Ne l’oublions pas aussi, malgré la toolbox, les autres aliments connaissent un taux à la hausse. Un résultat d’autant plus troublant qu’en fin de rapport l’EFSA indique que notre exposition à l’acrylamide provient, à 80-100 %, d’un groupe d’aliments composé des chips (légère baisse), des frites (hausse), du pain (baisse), du café (impossibilité technique de faire baisser le taux d’acrylamide du fait de la torréfaction) et des biscuits (hausse).
Le rapport contient en outre une ultime pépite. Dans ses premières pages, il liste les contributions pays par pays à son enquête de surveillance de taux d’acrylamide. Première chose effarante : la disparité dans la collecte des échantillons. Alors que l’Allemagne – où depuis longtemps les questions environnementales et alimentaires sont une priorité – a fourni 2 048 échantillons, l’Espagne s’est satisfaite de 25. Une disparité qui rend la réalisation d’une statistique globale bien compliquée et difficilement fiable. Comment comparer le taux d’acrylamide des chips belges à celui de la Norvège alors que ce pays a fourni 28 échantillons du produit quand Bruxelles s’en contentait de 4 ?
Enfin, un autre détail a attiré mon attention dans cette liste de 22 pays.
Ou devrais-je plutôt dire une absence ?
Impossible d’y trouver la France.
1. L’Afssa, en 2005, avait effectué « une évaluation de l’exposition de la population française à partir de produits consommés en France » et conclu qu’elle « est dans les mêmes ordres de grandeur » que l’estimation de l’OMS. L’agence précise aussi que « les aliments les plus contributeurs restent les frites et les viennoiseries, notamment chez les enfants » mais déplore qu’« en l’état actuel des connaissances, il n’est pas possible de faire des recommandations particulières de préparation ou de consommation alimentaire ».
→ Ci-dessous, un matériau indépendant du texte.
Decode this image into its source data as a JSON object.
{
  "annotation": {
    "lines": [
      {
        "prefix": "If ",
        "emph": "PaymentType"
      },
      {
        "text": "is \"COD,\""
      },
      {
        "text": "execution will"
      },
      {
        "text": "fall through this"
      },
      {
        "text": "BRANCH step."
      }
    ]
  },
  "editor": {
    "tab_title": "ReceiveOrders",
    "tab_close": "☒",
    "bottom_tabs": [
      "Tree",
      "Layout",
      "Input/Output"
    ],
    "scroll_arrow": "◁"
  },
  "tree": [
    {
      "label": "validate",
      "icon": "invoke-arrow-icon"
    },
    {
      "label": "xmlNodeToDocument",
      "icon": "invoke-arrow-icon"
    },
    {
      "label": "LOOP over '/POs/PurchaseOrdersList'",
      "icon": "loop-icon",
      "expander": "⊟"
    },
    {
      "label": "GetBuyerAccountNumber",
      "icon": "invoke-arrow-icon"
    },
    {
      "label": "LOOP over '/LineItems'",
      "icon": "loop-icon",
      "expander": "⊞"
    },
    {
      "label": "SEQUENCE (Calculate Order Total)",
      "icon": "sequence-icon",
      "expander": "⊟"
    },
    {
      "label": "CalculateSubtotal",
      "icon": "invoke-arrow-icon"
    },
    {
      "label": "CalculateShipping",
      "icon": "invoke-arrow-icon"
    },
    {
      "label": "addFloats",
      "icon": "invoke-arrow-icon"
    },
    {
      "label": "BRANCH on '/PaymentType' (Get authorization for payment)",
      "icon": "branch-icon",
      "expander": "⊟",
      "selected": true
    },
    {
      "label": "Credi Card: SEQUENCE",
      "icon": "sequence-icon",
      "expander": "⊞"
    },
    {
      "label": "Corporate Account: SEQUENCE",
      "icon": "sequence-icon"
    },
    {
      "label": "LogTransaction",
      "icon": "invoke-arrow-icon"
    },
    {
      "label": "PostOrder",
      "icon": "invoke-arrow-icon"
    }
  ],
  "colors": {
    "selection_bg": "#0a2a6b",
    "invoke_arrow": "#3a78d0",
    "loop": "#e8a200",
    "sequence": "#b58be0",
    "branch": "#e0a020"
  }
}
La suite (limite choquante de la complaisance des structures de sécurité alimentaire, pour ne pas employer le terme d’incompétence) …..demain.
Dr BUENOS : on retient surtout 2 choses des éléments de l’enquête de William Reymond sur l’acrylamide :
– un conseil pratique :
- ne pas acheter chips ni de frites surgelées du commerce chaque fois que possible.
- Quand on fait des frites, éviter les bains d’huile trop chaude, et les variétés de pomme de terre trop sucrées.
– une constatation récurrente : les autorités sanitaires de sécurité alimentaire n’ont pas les moyens, l’autonomie, ni l’indépendance suffisants pour émettre des recommandations et surtout être à l’origine de lois interdisant les produits industriels « toxiques ».